Stocks Continue Their Steady Rise
- Economic data received over the last three months reflected steady economic growth.
- Measures of consumer confidence remain strong and steady—consumer spending gains continued up until the hurricanes hit. Job growth in July and August further tightened labor markets, pushing wage growth higher and supporting consumer spending.
- U.S. stocks returned 4.5% during the third quarter, based on the S&P 500 Index (including dividends).
- Growth beat value for the third straight quarter on technology strength; even though the biggest value sector, financials, also outperformed during the quarter. Small caps outpaced large caps for the first time since the fourth quarter of 2016, as smaller, domestic companies generally stand to benefit more from potentially lower corporate tax rates.
- Commodities rebounded from second quarter weakness to gain 2.5% during the third quarter.

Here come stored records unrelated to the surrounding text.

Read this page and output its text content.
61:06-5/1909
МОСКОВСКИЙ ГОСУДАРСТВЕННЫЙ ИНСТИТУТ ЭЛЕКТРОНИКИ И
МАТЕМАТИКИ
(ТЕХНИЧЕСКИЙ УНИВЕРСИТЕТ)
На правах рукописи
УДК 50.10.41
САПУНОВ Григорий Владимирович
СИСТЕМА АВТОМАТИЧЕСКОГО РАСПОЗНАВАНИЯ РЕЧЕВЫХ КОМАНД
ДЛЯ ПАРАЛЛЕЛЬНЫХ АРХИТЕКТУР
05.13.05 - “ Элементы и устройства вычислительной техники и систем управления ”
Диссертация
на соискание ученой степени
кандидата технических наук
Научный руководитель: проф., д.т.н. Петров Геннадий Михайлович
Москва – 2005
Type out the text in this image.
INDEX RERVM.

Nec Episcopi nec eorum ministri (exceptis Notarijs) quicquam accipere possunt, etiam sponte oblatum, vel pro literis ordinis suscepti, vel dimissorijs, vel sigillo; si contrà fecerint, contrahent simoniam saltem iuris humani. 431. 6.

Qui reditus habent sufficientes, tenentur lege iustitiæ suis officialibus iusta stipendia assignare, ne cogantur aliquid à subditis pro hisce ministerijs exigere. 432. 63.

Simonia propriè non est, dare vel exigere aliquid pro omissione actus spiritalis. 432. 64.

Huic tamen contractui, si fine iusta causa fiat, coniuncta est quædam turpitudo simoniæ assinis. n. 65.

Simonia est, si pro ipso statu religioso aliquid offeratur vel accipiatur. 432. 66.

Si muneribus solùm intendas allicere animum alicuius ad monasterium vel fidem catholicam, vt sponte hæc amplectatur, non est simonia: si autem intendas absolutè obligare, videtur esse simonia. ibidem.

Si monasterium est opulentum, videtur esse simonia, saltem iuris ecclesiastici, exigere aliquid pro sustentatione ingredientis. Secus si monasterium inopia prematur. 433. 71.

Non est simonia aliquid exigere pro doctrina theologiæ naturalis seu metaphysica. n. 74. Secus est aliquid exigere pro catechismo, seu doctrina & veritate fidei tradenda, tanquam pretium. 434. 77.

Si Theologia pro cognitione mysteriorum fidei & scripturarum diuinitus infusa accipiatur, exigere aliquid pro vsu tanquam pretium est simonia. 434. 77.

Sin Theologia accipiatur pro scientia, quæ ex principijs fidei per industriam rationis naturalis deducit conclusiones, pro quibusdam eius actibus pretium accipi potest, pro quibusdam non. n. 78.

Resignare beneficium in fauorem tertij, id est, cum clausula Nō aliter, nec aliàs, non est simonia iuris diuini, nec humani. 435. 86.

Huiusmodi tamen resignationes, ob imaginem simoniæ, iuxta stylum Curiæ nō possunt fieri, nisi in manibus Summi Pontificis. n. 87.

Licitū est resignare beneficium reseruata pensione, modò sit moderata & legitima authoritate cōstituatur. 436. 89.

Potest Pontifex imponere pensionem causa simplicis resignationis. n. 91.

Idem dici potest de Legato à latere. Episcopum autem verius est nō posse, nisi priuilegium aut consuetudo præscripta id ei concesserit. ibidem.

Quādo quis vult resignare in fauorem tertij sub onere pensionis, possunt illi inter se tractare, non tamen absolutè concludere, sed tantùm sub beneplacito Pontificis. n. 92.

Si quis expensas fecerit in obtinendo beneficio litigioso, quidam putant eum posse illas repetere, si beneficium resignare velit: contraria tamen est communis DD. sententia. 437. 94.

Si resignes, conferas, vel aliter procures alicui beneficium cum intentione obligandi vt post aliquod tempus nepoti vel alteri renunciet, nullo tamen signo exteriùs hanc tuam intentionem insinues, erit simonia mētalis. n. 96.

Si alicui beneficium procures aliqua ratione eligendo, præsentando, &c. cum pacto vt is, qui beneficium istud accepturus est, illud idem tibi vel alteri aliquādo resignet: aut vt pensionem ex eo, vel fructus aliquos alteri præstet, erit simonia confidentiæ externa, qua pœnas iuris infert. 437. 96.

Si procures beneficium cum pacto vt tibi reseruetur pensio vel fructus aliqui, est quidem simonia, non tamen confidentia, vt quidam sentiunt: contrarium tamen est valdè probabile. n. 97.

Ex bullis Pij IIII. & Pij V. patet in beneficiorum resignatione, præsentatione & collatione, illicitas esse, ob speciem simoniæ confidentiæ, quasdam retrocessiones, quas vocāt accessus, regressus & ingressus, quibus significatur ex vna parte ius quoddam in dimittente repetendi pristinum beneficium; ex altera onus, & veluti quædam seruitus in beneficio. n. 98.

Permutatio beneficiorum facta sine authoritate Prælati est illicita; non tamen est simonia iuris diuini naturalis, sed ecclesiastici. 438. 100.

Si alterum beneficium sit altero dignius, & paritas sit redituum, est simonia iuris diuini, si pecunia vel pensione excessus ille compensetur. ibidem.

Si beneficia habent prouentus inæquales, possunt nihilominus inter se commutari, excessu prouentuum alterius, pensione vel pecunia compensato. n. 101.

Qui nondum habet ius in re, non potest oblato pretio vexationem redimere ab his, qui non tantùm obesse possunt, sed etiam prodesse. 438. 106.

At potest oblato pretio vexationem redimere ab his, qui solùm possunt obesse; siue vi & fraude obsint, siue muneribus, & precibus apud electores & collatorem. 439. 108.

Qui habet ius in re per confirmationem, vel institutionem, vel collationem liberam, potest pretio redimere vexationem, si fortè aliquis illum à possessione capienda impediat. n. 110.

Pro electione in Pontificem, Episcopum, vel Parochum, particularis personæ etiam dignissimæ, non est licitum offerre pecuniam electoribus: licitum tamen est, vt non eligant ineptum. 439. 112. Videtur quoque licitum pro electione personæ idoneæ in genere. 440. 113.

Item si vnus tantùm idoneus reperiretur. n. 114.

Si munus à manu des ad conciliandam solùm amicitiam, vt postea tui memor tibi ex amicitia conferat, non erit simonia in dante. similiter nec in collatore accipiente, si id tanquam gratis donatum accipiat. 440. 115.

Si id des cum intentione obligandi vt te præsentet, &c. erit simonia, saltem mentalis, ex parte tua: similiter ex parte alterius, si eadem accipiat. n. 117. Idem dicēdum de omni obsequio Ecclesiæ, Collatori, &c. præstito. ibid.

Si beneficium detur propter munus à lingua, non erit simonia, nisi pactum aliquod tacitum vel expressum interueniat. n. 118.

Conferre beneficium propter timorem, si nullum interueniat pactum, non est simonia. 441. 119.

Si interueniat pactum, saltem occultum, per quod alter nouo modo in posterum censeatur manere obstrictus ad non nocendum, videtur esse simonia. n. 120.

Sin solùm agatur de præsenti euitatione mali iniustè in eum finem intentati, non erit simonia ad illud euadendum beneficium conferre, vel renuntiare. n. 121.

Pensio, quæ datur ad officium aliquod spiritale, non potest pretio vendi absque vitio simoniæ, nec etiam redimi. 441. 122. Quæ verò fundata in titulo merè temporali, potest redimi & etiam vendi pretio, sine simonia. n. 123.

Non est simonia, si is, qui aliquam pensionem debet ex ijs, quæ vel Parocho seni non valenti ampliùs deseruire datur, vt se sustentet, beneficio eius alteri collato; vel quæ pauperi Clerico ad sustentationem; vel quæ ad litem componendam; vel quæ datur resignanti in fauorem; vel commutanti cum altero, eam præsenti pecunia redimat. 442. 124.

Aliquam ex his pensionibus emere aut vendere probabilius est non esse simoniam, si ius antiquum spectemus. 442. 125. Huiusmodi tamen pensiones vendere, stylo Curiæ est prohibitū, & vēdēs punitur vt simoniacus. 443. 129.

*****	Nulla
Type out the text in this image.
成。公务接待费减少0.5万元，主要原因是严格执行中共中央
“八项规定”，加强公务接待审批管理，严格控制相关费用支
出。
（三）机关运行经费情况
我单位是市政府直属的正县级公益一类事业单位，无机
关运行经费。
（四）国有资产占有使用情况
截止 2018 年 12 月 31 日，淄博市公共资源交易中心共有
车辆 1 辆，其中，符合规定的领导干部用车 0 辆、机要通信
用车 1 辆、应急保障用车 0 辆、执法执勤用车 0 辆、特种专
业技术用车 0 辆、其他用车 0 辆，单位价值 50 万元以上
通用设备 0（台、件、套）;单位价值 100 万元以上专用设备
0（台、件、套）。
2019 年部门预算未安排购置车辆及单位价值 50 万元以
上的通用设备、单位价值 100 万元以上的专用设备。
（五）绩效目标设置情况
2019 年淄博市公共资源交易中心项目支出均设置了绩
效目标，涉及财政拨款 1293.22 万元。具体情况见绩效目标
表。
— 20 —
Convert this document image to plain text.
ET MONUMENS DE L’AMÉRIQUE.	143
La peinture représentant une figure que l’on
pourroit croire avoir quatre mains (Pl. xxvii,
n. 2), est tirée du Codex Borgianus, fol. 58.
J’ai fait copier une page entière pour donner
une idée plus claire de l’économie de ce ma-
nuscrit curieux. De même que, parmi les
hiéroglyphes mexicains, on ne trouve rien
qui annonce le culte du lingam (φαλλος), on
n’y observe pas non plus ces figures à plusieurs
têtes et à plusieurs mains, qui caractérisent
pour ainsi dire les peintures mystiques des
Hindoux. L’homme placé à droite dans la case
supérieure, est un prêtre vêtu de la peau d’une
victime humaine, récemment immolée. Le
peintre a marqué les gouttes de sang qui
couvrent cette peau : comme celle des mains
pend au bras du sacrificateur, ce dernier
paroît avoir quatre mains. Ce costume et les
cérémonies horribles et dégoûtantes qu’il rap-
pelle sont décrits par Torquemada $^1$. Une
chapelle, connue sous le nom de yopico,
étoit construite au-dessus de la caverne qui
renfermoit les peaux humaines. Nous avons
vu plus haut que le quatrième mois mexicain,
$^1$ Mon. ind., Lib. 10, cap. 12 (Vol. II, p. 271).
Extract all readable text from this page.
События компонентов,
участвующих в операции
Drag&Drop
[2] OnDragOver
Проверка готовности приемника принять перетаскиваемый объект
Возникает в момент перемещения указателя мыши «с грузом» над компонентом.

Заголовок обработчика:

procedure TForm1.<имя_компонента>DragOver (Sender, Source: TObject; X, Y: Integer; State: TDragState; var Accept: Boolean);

- Oil rallied 13% in the quarter after falling 9% during the second quarter, thanks to firming global demand, Saudi-led production caps, and slower U.S. production early on. Oil’s strength, however, did not translate over to natural gas which fell 3%.
A LOOK FORWARD
- During the fourth quarter we believe the stock market may be susceptible to event-driven risks from budget negotiations, a policy mistake by a major central bank, or geopolitical tensions. Still, with the potential for tax reform—or tax cuts—in early 2018 and a still favorable global economic and earnings environment, potential
dips may present opportunities. Our favorable intermediate-term stock market view is driven by:
- 1) improving economic growth
- 2) mid- to high-single-digit earnings gains with the potential for a boost from fiscal policy in 2018, and 3) a stable price-to-earnings ratio of 19 – 20.
- We expect the 10-year Treasury yield to end 2017 in the range of 2.25 – 2.75%, with the potential for 3%. We believe the Fed may hike rates one more time in 2017 assuming economic growth or inflation doesn’t falter. Importantly, rising interest rates, along with a potential pickup in the pace of economic growth and inflation, may limit bond market return potential.